In the commotion, Dastan dispatches the leader of the Hassassins, and he and Tamina finally share a kiss. Nizam’s plan is to let sand flow through the dagger long enough to change his actions saving Sharaman from the lion. But if he does that, the sands will overtake the world again. Dastan fights Nizam for the dagger, Nizam pushes Tamina away. Dastan grabs her, but she knows that he can’t regain the dagger if he’s holding on to her, so she slips away. Dastan ultimately manages to regain control of the dagger; he’s swept away to the past…right after the invasion of Alamut. He stops the men before they can enter the palace, revealing Nizam’s treachery. Nizam tries to pass the whole thing off, claiming Dastan is crazy, but he ends up pulling a sword on his nephew. The first is knocked away, but when Nizam goes to stab Dastan in the back, Garsiv and Tus act to defend their brother.

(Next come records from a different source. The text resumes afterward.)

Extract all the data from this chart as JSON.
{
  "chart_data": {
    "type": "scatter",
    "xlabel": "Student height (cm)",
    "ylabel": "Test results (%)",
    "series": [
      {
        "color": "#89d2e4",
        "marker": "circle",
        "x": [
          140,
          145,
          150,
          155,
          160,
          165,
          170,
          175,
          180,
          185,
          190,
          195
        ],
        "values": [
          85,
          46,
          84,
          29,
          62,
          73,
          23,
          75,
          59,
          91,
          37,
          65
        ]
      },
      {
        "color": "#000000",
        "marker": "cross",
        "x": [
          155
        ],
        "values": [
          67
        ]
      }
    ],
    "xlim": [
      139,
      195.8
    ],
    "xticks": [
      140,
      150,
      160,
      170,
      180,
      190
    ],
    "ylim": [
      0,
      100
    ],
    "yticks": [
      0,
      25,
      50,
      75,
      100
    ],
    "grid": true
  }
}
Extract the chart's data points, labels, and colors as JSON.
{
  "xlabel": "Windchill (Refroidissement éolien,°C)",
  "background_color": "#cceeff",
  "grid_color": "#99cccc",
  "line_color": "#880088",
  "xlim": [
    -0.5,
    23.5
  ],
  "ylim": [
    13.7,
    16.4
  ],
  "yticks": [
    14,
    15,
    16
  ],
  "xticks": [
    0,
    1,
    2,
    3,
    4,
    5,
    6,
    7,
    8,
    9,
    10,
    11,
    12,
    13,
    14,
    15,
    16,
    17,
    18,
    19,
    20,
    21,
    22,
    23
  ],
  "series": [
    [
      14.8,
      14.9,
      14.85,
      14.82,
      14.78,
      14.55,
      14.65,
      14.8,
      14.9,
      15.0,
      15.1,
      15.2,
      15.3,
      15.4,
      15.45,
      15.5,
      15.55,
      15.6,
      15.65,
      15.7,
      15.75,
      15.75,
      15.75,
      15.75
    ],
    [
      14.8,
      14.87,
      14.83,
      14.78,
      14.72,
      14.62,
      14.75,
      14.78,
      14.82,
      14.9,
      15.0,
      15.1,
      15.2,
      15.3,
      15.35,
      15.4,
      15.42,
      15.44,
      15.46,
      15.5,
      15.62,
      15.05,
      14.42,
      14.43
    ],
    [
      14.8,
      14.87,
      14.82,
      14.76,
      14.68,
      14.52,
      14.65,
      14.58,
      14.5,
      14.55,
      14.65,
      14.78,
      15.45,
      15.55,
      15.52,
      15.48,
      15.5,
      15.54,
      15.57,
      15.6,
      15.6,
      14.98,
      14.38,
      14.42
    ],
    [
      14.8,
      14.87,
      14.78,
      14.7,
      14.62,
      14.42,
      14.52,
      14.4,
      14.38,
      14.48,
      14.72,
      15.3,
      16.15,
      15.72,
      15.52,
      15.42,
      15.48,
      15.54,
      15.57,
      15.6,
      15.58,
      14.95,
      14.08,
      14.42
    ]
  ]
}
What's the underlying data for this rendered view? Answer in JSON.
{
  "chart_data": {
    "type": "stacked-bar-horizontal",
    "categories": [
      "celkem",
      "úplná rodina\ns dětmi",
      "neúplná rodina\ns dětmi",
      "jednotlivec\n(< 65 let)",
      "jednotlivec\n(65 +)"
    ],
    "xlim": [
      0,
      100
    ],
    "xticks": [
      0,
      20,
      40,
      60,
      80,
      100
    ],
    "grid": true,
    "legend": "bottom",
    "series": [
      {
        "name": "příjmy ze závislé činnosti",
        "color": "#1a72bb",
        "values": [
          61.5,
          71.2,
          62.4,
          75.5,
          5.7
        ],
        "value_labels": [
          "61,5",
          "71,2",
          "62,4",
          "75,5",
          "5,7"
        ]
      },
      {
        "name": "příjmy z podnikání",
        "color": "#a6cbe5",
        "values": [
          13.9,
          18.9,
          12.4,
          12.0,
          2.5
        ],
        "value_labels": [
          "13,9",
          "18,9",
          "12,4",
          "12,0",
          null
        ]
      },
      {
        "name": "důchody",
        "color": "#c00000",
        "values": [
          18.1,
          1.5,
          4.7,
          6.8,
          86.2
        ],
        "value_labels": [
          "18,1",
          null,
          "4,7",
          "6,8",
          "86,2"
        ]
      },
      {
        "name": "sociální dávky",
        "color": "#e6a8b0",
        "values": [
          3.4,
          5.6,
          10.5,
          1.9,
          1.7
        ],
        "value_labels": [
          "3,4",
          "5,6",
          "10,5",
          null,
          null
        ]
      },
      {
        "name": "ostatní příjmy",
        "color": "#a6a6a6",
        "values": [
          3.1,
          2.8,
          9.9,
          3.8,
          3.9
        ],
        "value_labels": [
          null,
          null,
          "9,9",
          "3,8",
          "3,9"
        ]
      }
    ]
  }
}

Tus apologizes to Tamina, but still feels like a marriage alliance would be best for both kingdoms, and suggests Dastan as her husband. He is both conqueror and savior. Dastan returns the dagger to Tamina (only he remembers the alternate timeline) and the film closes with a setting sun and the same script.

I do like this movie, but mainly for the action. It is packed with action and the parkour elements are an exciting addition. Dastan is a good lead, we’re invested in his outcome. Tamina, while she has spunk and is certainly willing to fight for what she wants, is often the damsel in distress. Nizam is a wonderful villian, playing the long game, until his starts his monologuing at the end, “Enjoy the gutter, Dastan, that’s where you’ll stay in my time!” I like the camaraderie between the brothers at the start and the end of the movie, but they seemed too quick to believe the worst in Dastan at a time when he needed them most.

What really helps me enjoy the story are the fanfictions that flesh out the family dynamics – that’s what fanfiction is for, after all!

Recommendations:

Two Steps Forward, All the Way Back by Thoughts of a Shadow; explores the aftermath of the movie and Dastan’s relationship with his brothers

Heart of Electrum by Jenn-Mel; explores how Dastan originally fit into the dynamics of the palace

Remains also by Jenn-Mel; another tag to the movie and how Dastan deals with everything

Beyond Broken by Crittle247; another tag delving into how Dastan handles the aftermath of his adventure

So, good action movie, a fun watch, but if you like some drama, check out the fanfics!  As always, let me know if you have any questions or comments!